I have a generic JSON file caching service that will take a .NET object and write it as default/typical minified JSON to the disk. While this works nicely, I wanted to try improving this a bit, by storing and working with UTF-8 byte arrays.
// getFunc() is a Func<T> that just defines what the shape of the data is
byte[] bytes = JsonSerializer.SerializeToUtf8Bytes(getFunc());
using FileStream stream = File.Create(filePath);
await JsonSerializer.SerializeAsync(stream, bytes);
await stream.DisposeAsync();
In trying to get this to work, I'm working with a sample/dummy JSON object that I grabbed online and generated the corresponding .NET POCOs. When this code runs, the serialization works and my JSON file has this contents:
"eyJkYXRhIjpbeyJ0eXBlIjoiYXJ0aWNsZXMiLCJpZCI6IjEiLCJhdHRyaWJ1dGVzIjp7InRpdGxlIjoiSlNPTjpBUEkgcGFpbnRzIG15IGJpa2UiLCJib2R5IjoiVGhlIHNob3J0ZXN0IGFydGljbGUgZXZlciIsImNyZWF0ZWQiOiIyMDIzLTA4LTA5VDA3OjI1OjQwLjI5MTQ4MDQtMDQ6MDAiLCJ1cGRhdGVkIjoiMjAyMy0wOC0wOVQwNzoyNTo0MC4yOTE1MTY5LTA0OjAwIn0sInJlbGF0aW9uc2hpcHMiOnsiYXV0aG9yIjp7ImRhdGEiOnsiaWQiOiI0MiIsInR5cGUiOiJwZW9wbGUifX19fV0sImluY2x1ZGVkIjpbeyJ0eXBlIjoicGVvcGxlIiwiaWQiOiI0MiIsImF0dHJpYnV0ZXMiOnsibmFtZSI6Ik1hdHQiLCJhZ2UiOjMyLCJnZW5kZXIiOiJtYWxlIn19XX0="
When decoded through an online Base64 decoder, provides the following information:
{"data":[{"type":"articles","id":"1","attributes":{"title":"JSON:API paints my bike","body":"The shortest article ever","created":"2023-08-09T07:25:40.2914804-04:00","updated":"2023-08-09T07:25:40.2915169-04:00"},"relationships":{"author":{"data":{"id":"42","type":"people"}}}}],"included":[{"type":"people","id":"42","attributes":{"name":"Matt","age":32,"gender":"male"}}]}
So here's where the confusion is: in trying to deserialize this byte[] from UTF-8 (following this documentation section - https://learn.microsoft.com/en-us/dotnet/standard/serialization/system-text-json/how-to?pivots=dotnet-6-0#deserialize-from-utf-8) it says "this example assumes the JSON is in a byte array named jsonUtf8Bytes". This makes it seem like all that should be needed here would be these 2 lines, however these throw a pretty bland JSON exception that is causing me some grief
ReadOnlySpan<byte> jsonSpan = File.ReadAllBytes(filePath);
var content = JsonSerializer.Deserialize<T>(jsonSpan);
System.Text.Json.JsonException: The JSON value could not be converted to MyProject.Rootobject. Path: $ | LineNumber: 0 | BytePositionInLine: 502.

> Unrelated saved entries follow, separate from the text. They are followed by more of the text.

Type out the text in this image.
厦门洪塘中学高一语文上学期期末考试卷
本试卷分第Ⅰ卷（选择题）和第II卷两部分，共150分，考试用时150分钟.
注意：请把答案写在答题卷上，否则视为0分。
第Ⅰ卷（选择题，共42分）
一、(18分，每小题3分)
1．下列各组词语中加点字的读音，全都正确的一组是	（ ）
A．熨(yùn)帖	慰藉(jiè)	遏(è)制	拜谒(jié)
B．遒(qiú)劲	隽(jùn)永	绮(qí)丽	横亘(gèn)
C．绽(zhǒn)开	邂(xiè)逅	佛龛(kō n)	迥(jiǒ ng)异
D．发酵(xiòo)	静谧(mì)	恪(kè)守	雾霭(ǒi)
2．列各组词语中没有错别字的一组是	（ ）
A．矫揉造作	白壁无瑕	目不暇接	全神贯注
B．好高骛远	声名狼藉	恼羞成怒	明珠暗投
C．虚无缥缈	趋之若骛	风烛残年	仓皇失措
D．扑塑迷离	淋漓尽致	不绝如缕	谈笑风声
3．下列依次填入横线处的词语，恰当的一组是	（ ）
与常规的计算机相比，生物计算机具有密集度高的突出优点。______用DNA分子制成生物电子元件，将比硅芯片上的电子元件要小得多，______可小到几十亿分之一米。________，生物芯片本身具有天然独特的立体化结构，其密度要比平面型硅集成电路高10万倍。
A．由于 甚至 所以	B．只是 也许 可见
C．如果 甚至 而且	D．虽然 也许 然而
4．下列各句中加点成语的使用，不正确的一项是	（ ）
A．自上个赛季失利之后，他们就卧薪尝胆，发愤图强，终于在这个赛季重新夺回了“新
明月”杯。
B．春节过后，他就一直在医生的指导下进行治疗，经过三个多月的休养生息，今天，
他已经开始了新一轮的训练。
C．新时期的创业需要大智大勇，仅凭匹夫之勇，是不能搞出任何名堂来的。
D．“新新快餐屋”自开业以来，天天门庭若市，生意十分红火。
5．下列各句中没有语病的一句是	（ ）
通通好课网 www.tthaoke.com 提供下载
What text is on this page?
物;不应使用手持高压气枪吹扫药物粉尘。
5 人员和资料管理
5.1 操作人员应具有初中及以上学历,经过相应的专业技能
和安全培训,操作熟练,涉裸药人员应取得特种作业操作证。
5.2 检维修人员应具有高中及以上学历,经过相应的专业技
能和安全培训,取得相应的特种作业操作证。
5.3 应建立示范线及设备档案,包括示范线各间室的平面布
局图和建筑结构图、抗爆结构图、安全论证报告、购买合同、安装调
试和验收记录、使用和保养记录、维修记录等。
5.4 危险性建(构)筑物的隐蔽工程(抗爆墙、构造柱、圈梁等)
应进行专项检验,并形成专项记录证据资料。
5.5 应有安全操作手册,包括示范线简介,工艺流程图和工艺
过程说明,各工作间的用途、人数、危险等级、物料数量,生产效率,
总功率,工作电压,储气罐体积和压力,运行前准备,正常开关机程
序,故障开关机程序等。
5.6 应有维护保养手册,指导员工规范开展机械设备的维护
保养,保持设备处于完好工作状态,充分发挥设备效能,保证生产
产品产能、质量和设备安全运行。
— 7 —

at System.Text.Json.ThrowHelper.ThrowJsonException_DeserializeUnableToConvertValue(Type propertyType)
at System.Text.Json.Serialization.Converters.ObjectDefaultConverter`1.OnTryRead(Utf8JsonReader& reader, Type typeToConvert, JsonSerializerOptions options, ReadStack& state, T& value)
at System.Text.Json.Serialization.JsonConverter`1.TryRead(Utf8JsonReader& reader, Type typeToConvert, JsonSerializerOptions options, ReadStack& state, T& value)
at System.Text.Json.Serialization.JsonConverter`1.ReadCore(Utf8JsonReader& reader, JsonSerializerOptions options, ReadStack& state)
at System.Text.Json.JsonSerializer.ReadFromSpan[TValue](ReadOnlySpan`1 utf8Json, JsonTypeInfo jsonTypeInfo, Nullable`1 actualByteCount)
at System.Text.Json.JsonSerializer.Deserialize[TValue](ReadOnlySpan`1 utf8Json, JsonSerializerOptions options)
After hammering away trying to make this work, I was finally able to get the byte[] file to deserialize back to the original .NET object, but only after deserializing the file as a string and converting from base64 to byte[] was I then able to deserialize back to the original object:
var fileBytes = File.ReadAllBytes(filePath);
var value = JsonSerializer.Deserialize<string>(fileBytes);
byte[] bytes = Convert.FromBase64String(value);
var content = JsonSerializer.Deserialize<T>(bytes);
This feels a bit redundant to deserialize back to the original object. I feel as though there is something I'm missing but I don't know what I don't know. When the Deserialize call throws an exception, that byte array has a length of 502
but is only ~374
after adding the additional code to convert from base64 to receive the byte[] that can be deserialized. Am I missing something or is this the expected way to go about working with objects stored as byte[]?
The bug is in the code - it's serializing the data twice and using at least twice as much RAM
There's no reason to try and use SerializeToUtf8Bytes
. The JsonSerializer class already uses Utf8JsonWriter
, along with buffers coming from a buffer pool. It's already reusing buffers where needed.
The source code shows that SerializeAsync passes the call to JsonTypeInfo.SerializeAsync.
JsonTypeInfo<TValue> jsonTypeInfo = GetTypeInfo<TValue>(options);
jsonTypeInfo.Serialize(utf8Json, value);
That method in turn uses cached writers with buffers from a reusable pool:
using var bufferWriter = new PooledByteBufferWriter(Options.DefaultBufferSize);
Utf8JsonWriter writer = Utf8JsonWriterCache.RentWriter(Options, bufferWriter);
try
{
SerializeHandler(writer, rootValue!);
writer.Flush();
}
finally
{
// Record the serialization size in both successful and failed operations,
// since we want to immediately opt out of the fast path if it exceeds the threshold.
OnRootLevelAsyncSerializationCompleted(writer.BytesCommitted + writer.BytesPending);
Utf8JsonWriterCache.ReturnWriter(writer);
}